Posted by: Girl from the North Country | October 24, 2022 at 11:45 AM
PS So I think it's a lie that he flew back to ask that, because I think he thought he could beat Rishi. Only in the last few days would he have realised that his position was weaker than he realised, and Sunak's stronger. So it was probably a "hail Mary pass".
Posted by: Girl from the North Country | October 24, 2022 at 11:47 AM
It's a puzzle how some people (Bojo, Putin, maybe Clickbait, although he seems to be a different type) can be savvy enough to get where they get, and yet deluded enough to think what GftNC suggests Bojo thought in her 11:47, or Putin thought when he figured Ukraine would be part of Russia within a few days of the invasion.

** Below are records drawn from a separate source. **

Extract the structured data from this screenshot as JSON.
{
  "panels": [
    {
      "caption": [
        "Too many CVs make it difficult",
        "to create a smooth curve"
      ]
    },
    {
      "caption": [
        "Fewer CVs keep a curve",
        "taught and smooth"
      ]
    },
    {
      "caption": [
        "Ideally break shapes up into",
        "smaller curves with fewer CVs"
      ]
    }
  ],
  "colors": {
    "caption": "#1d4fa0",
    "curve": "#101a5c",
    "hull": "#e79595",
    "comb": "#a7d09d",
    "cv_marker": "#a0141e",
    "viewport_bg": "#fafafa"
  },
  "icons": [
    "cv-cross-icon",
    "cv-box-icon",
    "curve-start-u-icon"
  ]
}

Posted by: JanieM | October 24, 2022 at 12:23 PM
If this isn't enough for Scotland to go, I dunno what it would take.
Posted by: Pete | October 24, 2022 at 12:48 PM
Johnson's statement was pure performance. He's trying to set up a path back into power. That's why he raises the spectre of the general election down the road. By claiming that he's the magic campaigner and that Sunak refused to do what is best for the party in the general election he's trying to prime the pump for them coming back to him if they start to struggle in the polls. And by focusing on his election successes he gets to sweep all of his scandalous behavior during the lockdown under the rug and start positioning himself as the savior again.
Exactly the sort of move I'd expect from a hollow populist fucktrumpet like Boris.